My passion for all things sweet began, as it does for most of us, in my childhood. My grandmother would take us into New York City to a restaurant that made the most incredible mile-high Southern caramel cake. I still dream about it. My father would make us Crêpes Suzette if we asked him. The theatricality of it mesmerized us as he made it right at the table with a burner and copper skillet he bought in France just for the purpose of making the dish. He furthered the evolution of our taste for sweets by arriving home with boxes of baklava from a Greek bakery or with quarts of just-made vanilla ice cream from a local farm.
By age twelve, I was baking creamy rice puddings and making ice creams in our family’s old hand-cranked ice cream maker with the sweet peaches from our trees. By the time I was a newlywed living in Paris, I had developed a recipe box full of handwritten cards of all the desserts I loved to make.
Years later when my husband and I returned to France to make it our home, I gained considerable knowledge about French desserts while living there for almost thirteen years, most of that time next door to a neighbor with a sweet tooth. Madame took me on a culinary tour of France’s sweets by tutoring me in her kitchen. She had grown up in Alsace, spent time in Dijon, and moved with her husband to the south of France, so her sweets reflected a wide range of regional specialties.
That sparked my interest in learning more about French cuisine and its deliriously delicious desserts. My husband and I traveled extensively throughout the country, and I was always stopping in local pastry shops to search out and sample things I was unfamiliar with, to explore desserts on bistro menus, and to collect recipes and techniques from people I met as I traveled. My dessert trail was filled with crumbs.
I learned that France has many regional desserts that are not found in other parts of the country, some of which date back centuries. Regional desserts, for the most part, reflect the area they are made in, just as any other dish on the table would. Normandy and Brittany are known for their excellent butter, cream, and milk, so their desserts are butter-centric, while in Provence you are less likely to find a rich, buttery dessert. Regional desserts also evolved because a town or area wanted to promote it for tourism or to protect it as a tradition. Many of the regional desserts I had never seen before in cookbooks, so for that reason, and because I fell in love with them, I made every effort to include them in this, my first dessert cookbook.

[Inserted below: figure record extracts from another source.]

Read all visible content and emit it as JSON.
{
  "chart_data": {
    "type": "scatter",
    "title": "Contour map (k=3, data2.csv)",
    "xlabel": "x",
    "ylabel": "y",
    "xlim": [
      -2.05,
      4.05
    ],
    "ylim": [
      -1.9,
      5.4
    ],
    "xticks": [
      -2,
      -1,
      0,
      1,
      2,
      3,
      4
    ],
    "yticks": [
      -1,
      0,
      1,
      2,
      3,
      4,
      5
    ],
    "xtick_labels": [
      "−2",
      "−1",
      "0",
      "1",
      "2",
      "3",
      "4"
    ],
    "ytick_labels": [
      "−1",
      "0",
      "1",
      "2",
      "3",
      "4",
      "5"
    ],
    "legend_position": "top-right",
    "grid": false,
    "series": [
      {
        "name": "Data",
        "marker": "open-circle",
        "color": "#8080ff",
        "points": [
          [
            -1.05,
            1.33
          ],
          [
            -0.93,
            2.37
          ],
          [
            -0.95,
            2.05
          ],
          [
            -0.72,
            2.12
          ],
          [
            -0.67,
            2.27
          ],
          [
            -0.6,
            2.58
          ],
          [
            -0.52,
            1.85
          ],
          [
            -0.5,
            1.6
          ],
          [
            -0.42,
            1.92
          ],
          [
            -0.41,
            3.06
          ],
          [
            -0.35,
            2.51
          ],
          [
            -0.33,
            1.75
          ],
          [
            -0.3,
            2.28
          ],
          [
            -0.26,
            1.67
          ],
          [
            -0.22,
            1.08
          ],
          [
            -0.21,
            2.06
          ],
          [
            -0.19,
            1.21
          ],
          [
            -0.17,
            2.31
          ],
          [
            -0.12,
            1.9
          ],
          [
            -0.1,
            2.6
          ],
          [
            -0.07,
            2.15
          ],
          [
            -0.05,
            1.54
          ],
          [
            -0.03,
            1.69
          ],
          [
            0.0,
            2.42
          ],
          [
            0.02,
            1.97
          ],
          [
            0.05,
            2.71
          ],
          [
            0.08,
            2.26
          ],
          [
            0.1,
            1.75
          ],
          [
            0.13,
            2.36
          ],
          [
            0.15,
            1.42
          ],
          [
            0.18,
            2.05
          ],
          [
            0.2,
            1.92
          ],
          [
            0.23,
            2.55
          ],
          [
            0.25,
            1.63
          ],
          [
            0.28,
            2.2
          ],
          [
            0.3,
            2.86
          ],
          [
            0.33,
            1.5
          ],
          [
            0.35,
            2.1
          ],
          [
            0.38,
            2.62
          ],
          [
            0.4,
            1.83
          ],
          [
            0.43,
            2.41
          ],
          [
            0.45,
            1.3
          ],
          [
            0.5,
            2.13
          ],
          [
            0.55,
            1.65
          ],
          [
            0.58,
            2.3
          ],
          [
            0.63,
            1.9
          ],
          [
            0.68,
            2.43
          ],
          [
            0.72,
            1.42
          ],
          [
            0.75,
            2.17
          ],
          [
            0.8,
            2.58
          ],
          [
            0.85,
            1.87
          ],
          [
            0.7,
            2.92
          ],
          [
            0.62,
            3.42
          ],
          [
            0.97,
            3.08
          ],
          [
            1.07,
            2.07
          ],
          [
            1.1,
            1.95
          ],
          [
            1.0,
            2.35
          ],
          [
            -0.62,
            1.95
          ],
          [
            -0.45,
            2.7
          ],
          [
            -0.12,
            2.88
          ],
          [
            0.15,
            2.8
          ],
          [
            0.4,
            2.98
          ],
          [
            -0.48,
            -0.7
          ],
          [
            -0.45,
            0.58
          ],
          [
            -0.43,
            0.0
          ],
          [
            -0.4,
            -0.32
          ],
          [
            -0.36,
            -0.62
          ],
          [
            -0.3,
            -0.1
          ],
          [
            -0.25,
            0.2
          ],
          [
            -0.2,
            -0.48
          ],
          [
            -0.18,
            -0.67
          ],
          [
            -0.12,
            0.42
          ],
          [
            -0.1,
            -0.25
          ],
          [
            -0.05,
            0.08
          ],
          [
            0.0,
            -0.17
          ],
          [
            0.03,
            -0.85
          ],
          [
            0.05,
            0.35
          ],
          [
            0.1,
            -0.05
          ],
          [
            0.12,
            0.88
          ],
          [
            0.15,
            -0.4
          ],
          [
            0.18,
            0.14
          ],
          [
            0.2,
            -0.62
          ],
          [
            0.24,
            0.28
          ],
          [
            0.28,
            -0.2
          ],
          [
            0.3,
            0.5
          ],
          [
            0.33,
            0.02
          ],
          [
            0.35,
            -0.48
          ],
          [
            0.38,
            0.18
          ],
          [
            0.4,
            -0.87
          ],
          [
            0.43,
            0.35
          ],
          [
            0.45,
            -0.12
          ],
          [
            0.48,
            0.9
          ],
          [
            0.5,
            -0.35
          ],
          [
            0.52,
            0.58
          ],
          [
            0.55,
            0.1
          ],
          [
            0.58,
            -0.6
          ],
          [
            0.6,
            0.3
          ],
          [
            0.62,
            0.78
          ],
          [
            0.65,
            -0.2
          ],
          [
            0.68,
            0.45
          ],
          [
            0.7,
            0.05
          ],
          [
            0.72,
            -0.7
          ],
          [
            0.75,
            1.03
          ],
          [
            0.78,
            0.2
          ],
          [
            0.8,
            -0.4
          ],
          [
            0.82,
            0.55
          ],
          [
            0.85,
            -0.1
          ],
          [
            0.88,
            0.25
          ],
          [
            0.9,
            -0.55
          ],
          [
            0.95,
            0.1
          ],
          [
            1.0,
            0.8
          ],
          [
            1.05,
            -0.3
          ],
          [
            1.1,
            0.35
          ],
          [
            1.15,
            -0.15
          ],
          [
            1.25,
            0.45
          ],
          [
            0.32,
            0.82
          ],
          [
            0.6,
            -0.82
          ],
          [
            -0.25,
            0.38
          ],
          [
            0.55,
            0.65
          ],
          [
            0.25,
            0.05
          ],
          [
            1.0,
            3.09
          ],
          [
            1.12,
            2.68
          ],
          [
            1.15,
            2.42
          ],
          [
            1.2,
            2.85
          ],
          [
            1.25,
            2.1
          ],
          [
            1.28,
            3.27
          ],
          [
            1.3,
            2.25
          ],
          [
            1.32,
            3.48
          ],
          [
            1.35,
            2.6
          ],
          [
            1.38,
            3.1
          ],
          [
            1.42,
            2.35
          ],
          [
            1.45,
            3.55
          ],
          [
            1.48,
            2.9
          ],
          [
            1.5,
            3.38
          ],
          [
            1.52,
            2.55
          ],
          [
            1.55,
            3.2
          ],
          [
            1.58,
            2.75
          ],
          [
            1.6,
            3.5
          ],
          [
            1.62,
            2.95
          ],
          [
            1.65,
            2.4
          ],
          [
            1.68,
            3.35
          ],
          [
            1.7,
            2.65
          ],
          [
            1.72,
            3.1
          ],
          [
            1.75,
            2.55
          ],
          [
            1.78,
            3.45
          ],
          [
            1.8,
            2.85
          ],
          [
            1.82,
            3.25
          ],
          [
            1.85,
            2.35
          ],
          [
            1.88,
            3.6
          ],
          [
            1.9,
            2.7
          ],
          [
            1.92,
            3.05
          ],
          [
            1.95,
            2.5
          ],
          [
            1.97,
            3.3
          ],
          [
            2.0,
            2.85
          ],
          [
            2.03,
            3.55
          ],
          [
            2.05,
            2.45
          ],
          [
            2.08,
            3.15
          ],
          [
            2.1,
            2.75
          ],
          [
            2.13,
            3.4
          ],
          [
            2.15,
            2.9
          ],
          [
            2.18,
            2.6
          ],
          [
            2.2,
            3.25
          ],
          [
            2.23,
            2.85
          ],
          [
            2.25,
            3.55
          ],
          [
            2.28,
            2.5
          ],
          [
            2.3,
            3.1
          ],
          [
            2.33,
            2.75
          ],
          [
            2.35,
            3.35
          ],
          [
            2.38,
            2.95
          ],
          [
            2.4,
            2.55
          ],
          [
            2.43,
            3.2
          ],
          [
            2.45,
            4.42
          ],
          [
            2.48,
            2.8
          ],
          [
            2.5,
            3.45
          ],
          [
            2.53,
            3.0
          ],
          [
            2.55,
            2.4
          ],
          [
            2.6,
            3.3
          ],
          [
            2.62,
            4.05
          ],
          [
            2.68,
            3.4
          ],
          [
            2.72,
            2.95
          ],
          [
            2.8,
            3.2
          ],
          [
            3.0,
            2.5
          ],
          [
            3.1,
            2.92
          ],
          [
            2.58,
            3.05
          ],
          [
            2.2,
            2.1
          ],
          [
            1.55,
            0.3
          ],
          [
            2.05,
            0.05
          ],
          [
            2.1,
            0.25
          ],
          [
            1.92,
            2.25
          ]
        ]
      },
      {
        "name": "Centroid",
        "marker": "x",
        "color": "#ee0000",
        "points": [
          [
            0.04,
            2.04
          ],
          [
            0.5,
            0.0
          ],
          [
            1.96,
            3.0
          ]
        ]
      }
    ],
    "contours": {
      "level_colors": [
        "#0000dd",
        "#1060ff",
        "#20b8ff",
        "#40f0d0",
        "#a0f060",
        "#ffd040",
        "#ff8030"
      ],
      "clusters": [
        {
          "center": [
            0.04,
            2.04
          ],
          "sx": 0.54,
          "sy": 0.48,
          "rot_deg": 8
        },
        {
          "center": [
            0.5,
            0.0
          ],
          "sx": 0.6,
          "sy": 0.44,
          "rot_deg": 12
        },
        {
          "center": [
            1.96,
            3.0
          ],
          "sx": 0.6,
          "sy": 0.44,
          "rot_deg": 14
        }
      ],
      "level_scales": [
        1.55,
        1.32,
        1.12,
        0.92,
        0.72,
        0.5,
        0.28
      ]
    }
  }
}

You will be delighted with the recipe for a Giant Break-and-Share Cookie from the Poitou-Charentes region of France. It is a communal cookie made so that, after town meetings, baptisms, and marriages, everyone can break off a piece to enjoy together. It’s my favorite cookie ever. Absolutely delicious. You will also discover a recipe for a unique triangular anise cookie from Charentes, in the western part of central France that is always made on Palm Sunday. Why three-sided? Some say it is to represent the Father, Son, and Holy Ghost. There’s a recipe for a sweet sugar bread from the Ardennes region in northern France as well as one for a beautiful ruffled apple pie, called Pastis Gascon, that they make in southwest France. You’ll also love the recipe for little cakes from the area around Dijon, called Nonnettes, that have an orange marmalade heart.
What I learned over the many years I lived in France and from my extensive traveling throughout the country, is that French desserts—the ones the French make in their homes—are easy to make. Sophisticated pastries are a high art in France and with so many wonderful pastry shops within a short walk, the French simply buy them. They don’t make them at home. What they do make at home are the desserts they grew up with—simple, homey comfort food desserts.
With my guidance you will be able to make them in your home kitchen, without fuss or intricate methods or special ingredients. To organize them, I divide each chapter, first into the recipes that are quicker to make, followed by the recipes that take longer to make. And, for the few fancier creations, I worked to demystify the magic of making them. For example, instead of presenting you with a traditional recipe for a millefeuille, a complicated and very popular pastry in France, I created one for you to make that is simpler than making cookies and is spectacular when brought to the table.
During a recent interview, a journalist asked me if there was a common theme between the four French cookbooks I have written, and I replied that there is. It is that I wanted to emphasize that French cooking is home cooking. The French go to fancy restaurants if they want fancy food, but for everyday dining, they celebrate simple food made at home, because they treasure their time at the table with family and friends, and they love to cook for them. Cooking and eating together is a ritual they honor. And the food they honor is the food their grandmother or mother made for them—casual rather than formal, free form rather than fussy.
A word about ingredients. Since the recipes in this book are for the most part based upon only a few ingredients—flour, butter, milk, eggs, and fresh fruit and berries—you should do as the French do and use nothing but the best. Do this, and your desserts will be simply sensational.
I hope you have a great time with these recipes and that they will inspire you and acquaint you with the fabulous regional desserts of France.